A few takeaways for operators, investors, and agencies planning around the Turkish market:

  • Headroom remains. At 6.9% of GDP and 55.7% population penetration versus Europe's 73%, Turkey hasn't saturated. The 7.47% projected CAGR through 2030 reflects that.
  • November campaigns are existentially important. Single days like 11/11 deliver volume worth nearly 3× an average day. Inventory, fulfillment, and ad spend planning needs to revolve around the November window, and avoid Ramadan/Eid for launches.
  • Fashion and Electronics are the structural categories. Together they exceed 730 billion TL, about one-third of retail e-commerce. Cosmetics grows fastest in percentage terms.
  • Quick commerce isn't niche anymore. At 8.5% of total e-commerce and growing at 50%+ annually, it now functions as a separate strategic category with its own logistics, regulatory, and consumer dynamics.
  • Women aged 25-34 are the modal Turkish shopper. Marketplaces targeting Gen Z and young Millennials are running female-skewed businesses by default.
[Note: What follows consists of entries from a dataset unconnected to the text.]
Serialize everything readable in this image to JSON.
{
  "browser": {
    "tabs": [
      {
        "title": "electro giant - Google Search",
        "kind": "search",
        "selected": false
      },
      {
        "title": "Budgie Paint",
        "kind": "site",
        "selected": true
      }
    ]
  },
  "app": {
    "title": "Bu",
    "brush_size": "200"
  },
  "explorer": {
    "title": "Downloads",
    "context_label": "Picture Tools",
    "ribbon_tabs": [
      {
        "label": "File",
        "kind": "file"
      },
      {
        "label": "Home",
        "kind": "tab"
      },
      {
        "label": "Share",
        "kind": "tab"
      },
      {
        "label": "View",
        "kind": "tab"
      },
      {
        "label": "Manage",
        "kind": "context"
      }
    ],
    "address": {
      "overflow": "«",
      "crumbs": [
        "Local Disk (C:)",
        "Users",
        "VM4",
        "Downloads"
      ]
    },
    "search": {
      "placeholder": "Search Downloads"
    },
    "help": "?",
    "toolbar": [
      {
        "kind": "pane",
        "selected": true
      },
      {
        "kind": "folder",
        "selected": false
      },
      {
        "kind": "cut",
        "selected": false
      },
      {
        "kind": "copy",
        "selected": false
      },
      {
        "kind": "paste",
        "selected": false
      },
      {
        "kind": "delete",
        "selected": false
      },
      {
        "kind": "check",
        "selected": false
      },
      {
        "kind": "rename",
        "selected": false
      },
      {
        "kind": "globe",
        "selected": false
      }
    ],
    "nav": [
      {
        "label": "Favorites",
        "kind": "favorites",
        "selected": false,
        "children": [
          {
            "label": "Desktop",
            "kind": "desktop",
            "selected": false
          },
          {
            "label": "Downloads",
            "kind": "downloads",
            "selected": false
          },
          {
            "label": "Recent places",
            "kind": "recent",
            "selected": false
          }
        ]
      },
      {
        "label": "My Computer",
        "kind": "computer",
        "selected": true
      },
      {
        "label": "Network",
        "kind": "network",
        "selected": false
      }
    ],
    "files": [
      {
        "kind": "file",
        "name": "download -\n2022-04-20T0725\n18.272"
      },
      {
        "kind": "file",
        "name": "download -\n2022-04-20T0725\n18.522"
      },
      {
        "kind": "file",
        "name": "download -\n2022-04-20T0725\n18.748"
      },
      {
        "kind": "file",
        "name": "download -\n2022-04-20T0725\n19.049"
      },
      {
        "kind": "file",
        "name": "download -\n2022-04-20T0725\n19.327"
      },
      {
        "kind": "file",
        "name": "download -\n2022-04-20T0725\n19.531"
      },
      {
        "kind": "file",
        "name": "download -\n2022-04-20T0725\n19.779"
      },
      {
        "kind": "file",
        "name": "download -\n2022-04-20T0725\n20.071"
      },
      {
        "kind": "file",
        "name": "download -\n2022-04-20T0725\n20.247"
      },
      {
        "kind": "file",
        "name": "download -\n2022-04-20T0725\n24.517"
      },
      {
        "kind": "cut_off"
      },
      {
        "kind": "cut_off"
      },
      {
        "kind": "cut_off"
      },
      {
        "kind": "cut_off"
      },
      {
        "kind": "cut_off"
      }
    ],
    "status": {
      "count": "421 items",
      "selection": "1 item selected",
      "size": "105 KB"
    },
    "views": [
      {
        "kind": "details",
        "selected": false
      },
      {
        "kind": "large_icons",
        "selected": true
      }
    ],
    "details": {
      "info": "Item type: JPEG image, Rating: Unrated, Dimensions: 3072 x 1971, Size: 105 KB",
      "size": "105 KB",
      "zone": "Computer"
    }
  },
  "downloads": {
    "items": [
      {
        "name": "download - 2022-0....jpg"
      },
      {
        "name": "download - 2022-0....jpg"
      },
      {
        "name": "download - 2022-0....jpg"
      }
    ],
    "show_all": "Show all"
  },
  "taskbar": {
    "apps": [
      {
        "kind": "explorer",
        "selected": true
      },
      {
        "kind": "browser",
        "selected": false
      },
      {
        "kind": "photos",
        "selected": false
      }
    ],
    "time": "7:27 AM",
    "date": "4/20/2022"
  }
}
  • Trendyol's dominance is now structural and global. Nearly 5× the domestic #2 in net sales, #3 globally in Fast Fashion per Q1 2026 Cloudflare Radar telemetry, ahead of Asos, Uniqlo, and Zara. The platform sets the de facto rules for terms, take rates, ad units, and consumer expectations across the Turkish market and is starting to project that influence internationally.
  • Mobile-first isn't aspirational anymore. Q1 2026 telemetry confirms 56% of Turkish HTTP traffic is mobile and 98.16% is HTTPS. Every checkout flow needs to assume a phone-shaped viewport and HTTPS-only by default.
  • AI traffic is real and Anthropic-leaning in Turkey. ChatGPT sits at #7 in Turkey's most-visited domains, and ClaudeBot crawls Turkish content more than GPTBot (6.18% vs 4.90% of AI bot requests). Content strategies need to plan for AI-citation surface area, not just search engines.

The picture from the combined ETBİS + Cloudflare Radar Q1 2026 view is hard to misread. E-commerce in Turkey isn't just bigger than it was. It's structurally different. The market has crossed the threshold from a retail channel into a core piece of national economic activity, and Turkish platforms have started to project that scale onto the global internet.